Here’s some advice on how to do it and how to keep cool.
1. Keep a Level Head and Remain Calm
Unfortunately, providing negative feedback is part of the job. While the context of the conversation may seem negative, don’t personalize it. It isn’t about you as a person. And it isn’t about the employee as a person. Stick to facts about the job performance. Don’t lose your temper, even if the employee becomes emotional or lashes out.
2. How to Handle It
Make sure all the feedback you give is constructive. Your objective is to improve the performance of the employee. Negative feedback has to be mentioned because something has gone wrong, but your goal is to make it go right.
So, to that end:
- State the facts. Don’t use generalities such as, “Your work needs improvement” without specific facts about what and why. The employee must have a clear picture of what has gone wrong. If they were responsible for creating a database with multiple errors, say that. It may be a good idea to have a copy of the database with you.
- Ask for an explanation. Don’t leap to conclusions about why it happened. You need to know the employee’s perspective if the problem is to be solved. Ask for an explanation in an open-ended way, such as, “Why did that occur?”
Their manager may have assumed they couldn’t enter material accurately or didn’t proofread. Asking may reveal they assumed another person on the team was to proofread.

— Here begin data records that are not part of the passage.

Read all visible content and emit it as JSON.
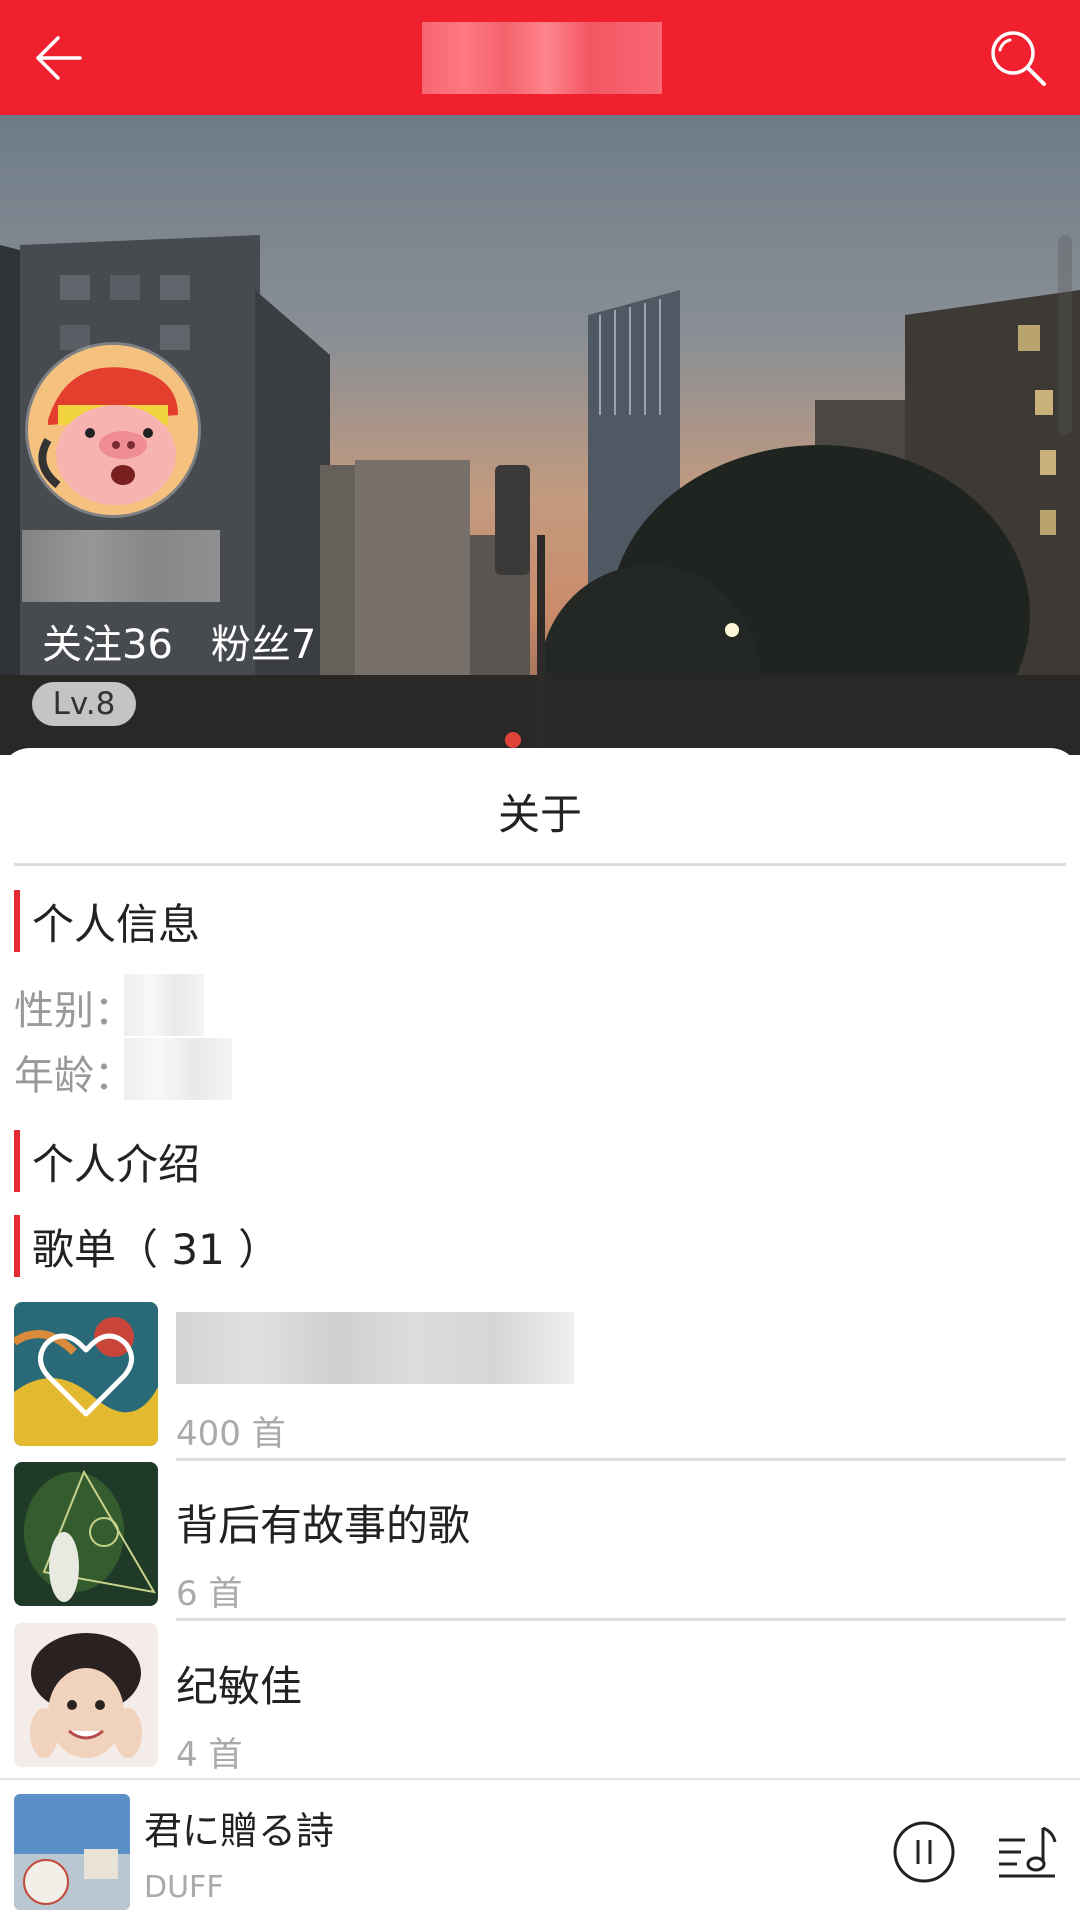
{
  "header": {
    "title": ""
  },
  "profile": {
    "stats": {
      "follow": "关注36",
      "fans": "粉丝7"
    },
    "level": "Lv.8"
  },
  "about": {
    "tab_label": "关于",
    "personal_info": {
      "heading": "个人信息",
      "gender_label": "性别：",
      "age_label": "年龄："
    },
    "introduction_heading": "个人介绍",
    "playlists": {
      "heading": "歌单（ 31 ）",
      "items": [
        {
          "title": "",
          "count": "400 首",
          "cover_icon": "heart-icon"
        },
        {
          "title": "背后有故事的歌",
          "count": "6 首"
        },
        {
          "title": "纪敏佳",
          "count": "4 首"
        }
      ]
    }
  },
  "player": {
    "song": "君に贈る詩",
    "artist": "DUFF"
  },
  "colors": {
    "brand": "#f0202e",
    "accent_bar": "#e62a32"
  },
  "icons": [
    "back-arrow-icon",
    "search-icon",
    "heart-icon",
    "pause-icon",
    "playlist-queue-icon"
  ]
}
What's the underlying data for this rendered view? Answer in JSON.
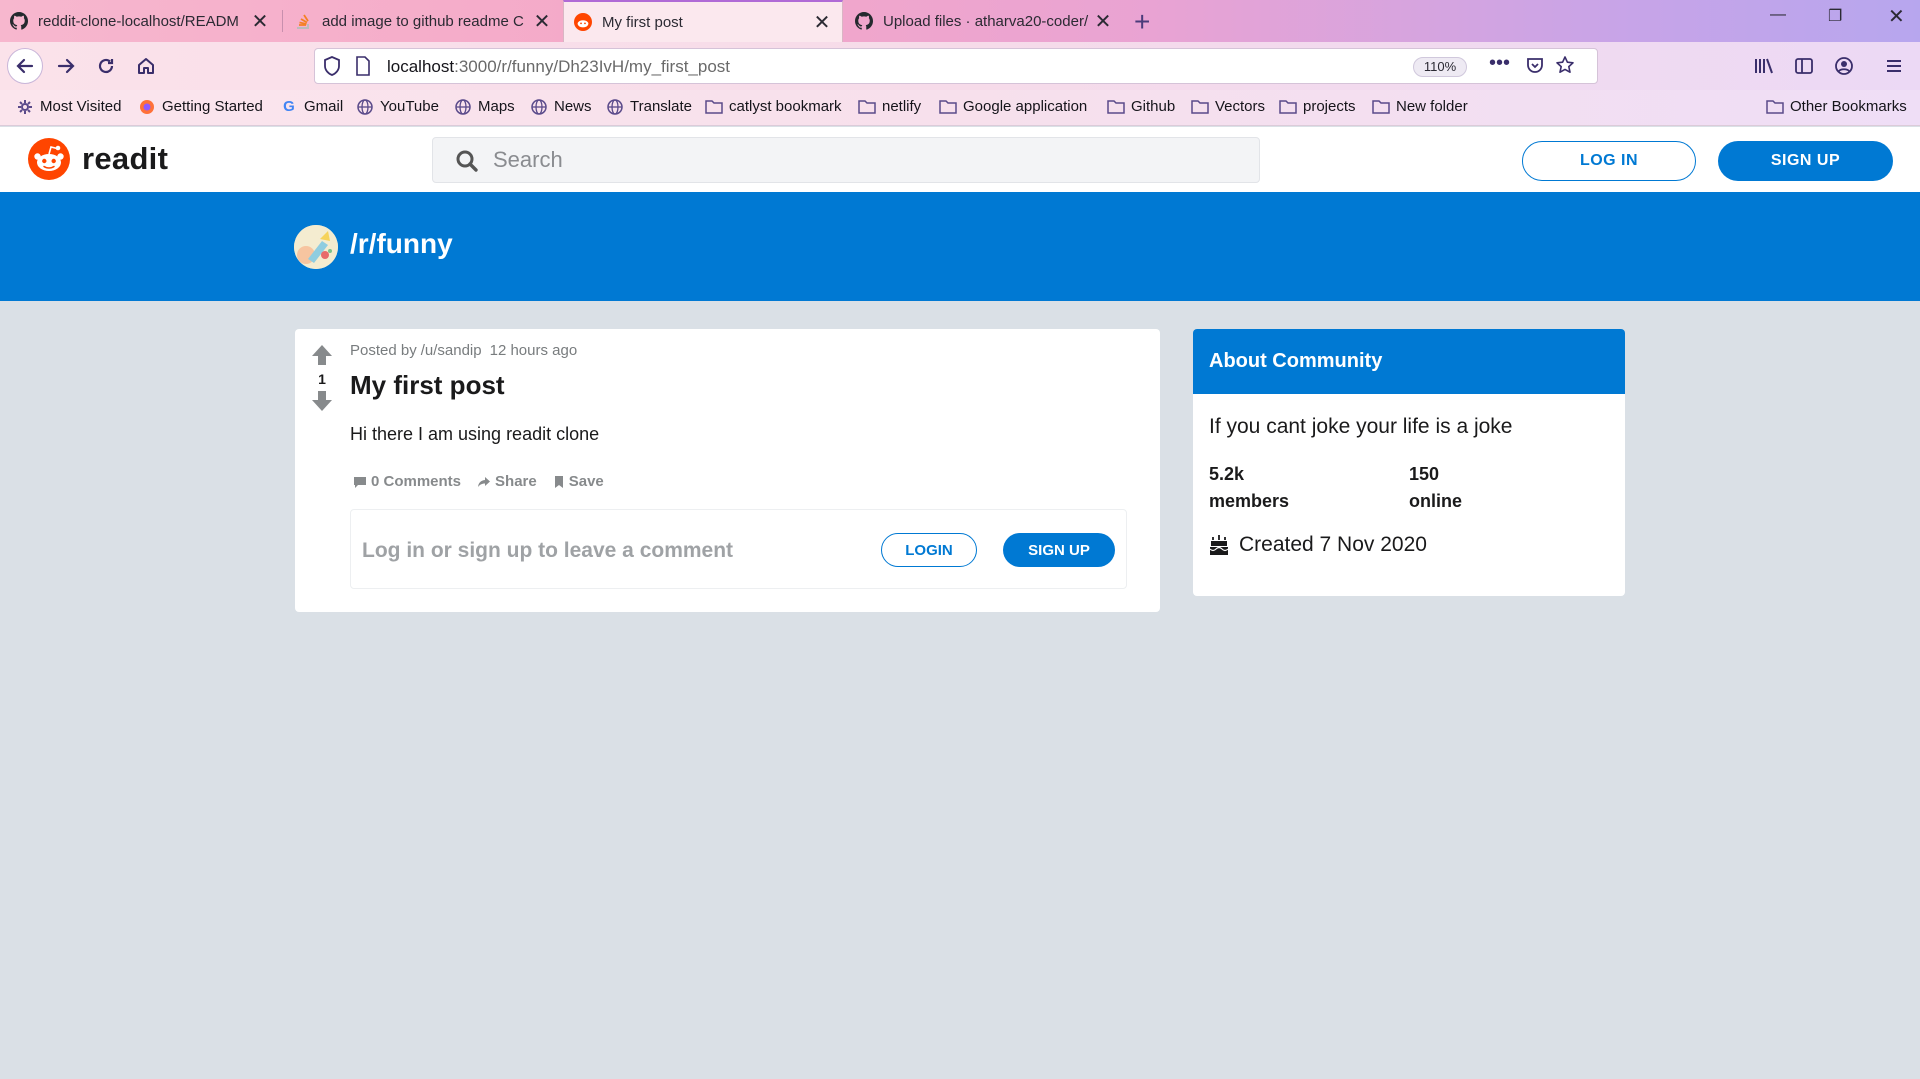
{
  "browser": {
    "tabs": [
      {
        "title": "reddit-clone-localhost/READM",
        "icon": "github-icon",
        "active": false
      },
      {
        "title": "add image to github readme C",
        "icon": "stackoverflow-icon",
        "active": false
      },
      {
        "title": "My first post",
        "icon": "reddit-icon",
        "active": true
      },
      {
        "title": "Upload files · atharva20-coder/",
        "icon": "github-icon",
        "active": false
      }
    ],
    "url_host": "localhost",
    "url_path": ":3000/r/funny/Dh23IvH/my_first_post",
    "zoom": "110%",
    "bookmarks": [
      {
        "label": "Most Visited",
        "icon": "gear-icon"
      },
      {
        "label": "Getting Started",
        "icon": "firefox-icon"
      },
      {
        "label": "Gmail",
        "icon": "google-icon"
      },
      {
        "label": "YouTube",
        "icon": "globe-icon"
      },
      {
        "label": "Maps",
        "icon": "globe-icon"
      },
      {
        "label": "News",
        "icon": "globe-icon"
      },
      {
        "label": "Translate",
        "icon": "globe-icon"
      },
      {
        "label": "catlyst bookmark",
        "icon": "folder-icon"
      },
      {
        "label": "netlify",
        "icon": "folder-icon"
      },
      {
        "label": "Google application",
        "icon": "folder-icon"
      },
      {
        "label": "Github",
        "icon": "folder-icon"
      },
      {
        "label": "Vectors",
        "icon": "folder-icon"
      },
      {
        "label": "projects",
        "icon": "folder-icon"
      },
      {
        "label": "New folder",
        "icon": "folder-icon"
      }
    ],
    "other_bookmarks": "Other Bookmarks"
  },
  "header": {
    "logo_text": "readit",
    "search_placeholder": "Search",
    "login_label": "LOG IN",
    "signup_label": "SIGN UP"
  },
  "banner": {
    "subreddit": "/r/funny"
  },
  "post": {
    "posted_by_label": "Posted by",
    "author": "/u/sandip",
    "time": "12 hours ago",
    "votes": "1",
    "title": "My first post",
    "body": "Hi there I am using readit clone",
    "comments_label": "0 Comments",
    "share_label": "Share",
    "save_label": "Save",
    "comment_prompt": "Log in or sign up to leave a comment",
    "comment_login_label": "LOGIN",
    "comment_signup_label": "SIGN UP"
  },
  "about": {
    "heading": "About Community",
    "description": "If you cant joke your life is a joke",
    "members_count": "5.2k",
    "members_label": "members",
    "online_count": "150",
    "online_label": "online",
    "created": "Created 7 Nov 2020"
  },
  "colors": {
    "accent": "#0079d3",
    "background": "#dae0e6",
    "reddit_orange": "#ff4500"
  }
}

If that’s the case, the solution might be making roles on the team clear. Without the employee’s perspective, you may come to the wrong conclusion for the goal of improvement.

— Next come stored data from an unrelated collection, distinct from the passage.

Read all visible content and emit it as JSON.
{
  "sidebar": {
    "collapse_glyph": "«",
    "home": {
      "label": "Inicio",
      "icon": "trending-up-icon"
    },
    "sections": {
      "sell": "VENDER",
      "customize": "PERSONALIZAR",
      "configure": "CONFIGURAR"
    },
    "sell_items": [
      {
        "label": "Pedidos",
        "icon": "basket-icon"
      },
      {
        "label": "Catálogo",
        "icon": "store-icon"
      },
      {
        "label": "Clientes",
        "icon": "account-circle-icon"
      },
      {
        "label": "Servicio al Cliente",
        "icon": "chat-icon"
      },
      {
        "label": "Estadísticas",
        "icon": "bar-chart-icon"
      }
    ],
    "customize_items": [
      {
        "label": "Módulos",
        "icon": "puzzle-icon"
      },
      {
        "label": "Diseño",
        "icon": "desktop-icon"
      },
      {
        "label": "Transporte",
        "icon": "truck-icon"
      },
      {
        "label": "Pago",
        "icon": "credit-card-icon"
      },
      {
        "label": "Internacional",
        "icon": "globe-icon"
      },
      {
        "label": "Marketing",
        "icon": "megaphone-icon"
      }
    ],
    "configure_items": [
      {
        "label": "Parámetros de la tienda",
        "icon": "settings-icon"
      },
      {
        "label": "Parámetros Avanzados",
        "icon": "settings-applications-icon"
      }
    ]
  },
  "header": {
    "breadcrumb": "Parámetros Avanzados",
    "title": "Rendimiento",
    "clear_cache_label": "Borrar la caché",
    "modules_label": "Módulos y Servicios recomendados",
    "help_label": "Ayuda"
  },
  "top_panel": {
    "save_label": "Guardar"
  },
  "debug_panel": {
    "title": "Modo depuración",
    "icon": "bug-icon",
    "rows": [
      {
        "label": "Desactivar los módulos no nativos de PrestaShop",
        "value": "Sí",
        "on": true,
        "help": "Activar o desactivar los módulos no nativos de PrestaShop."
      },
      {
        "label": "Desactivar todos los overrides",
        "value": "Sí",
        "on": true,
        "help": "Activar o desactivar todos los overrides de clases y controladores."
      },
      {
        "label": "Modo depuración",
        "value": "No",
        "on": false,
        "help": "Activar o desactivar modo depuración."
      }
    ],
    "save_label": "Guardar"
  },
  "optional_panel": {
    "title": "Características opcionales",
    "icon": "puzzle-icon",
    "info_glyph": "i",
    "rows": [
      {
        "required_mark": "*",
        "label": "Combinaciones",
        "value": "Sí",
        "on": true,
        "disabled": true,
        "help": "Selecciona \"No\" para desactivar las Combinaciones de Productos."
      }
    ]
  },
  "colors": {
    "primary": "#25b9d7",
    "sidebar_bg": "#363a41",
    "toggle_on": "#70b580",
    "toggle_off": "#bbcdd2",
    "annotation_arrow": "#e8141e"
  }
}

- Ask the employee what a solution might be. Soliciting feedback will give you the perspective you need to make a correct decision to solve the problem. Perhaps they’ll suggest further training, or two sets of eyes on all database reports.
You can accept these solutions and explanations at your discretion, of course. The point is, handling negative feedback in this way gives you the employee’s perspective. If that perspective supplies a solution, that’s a win. If not, you will have to take the next step.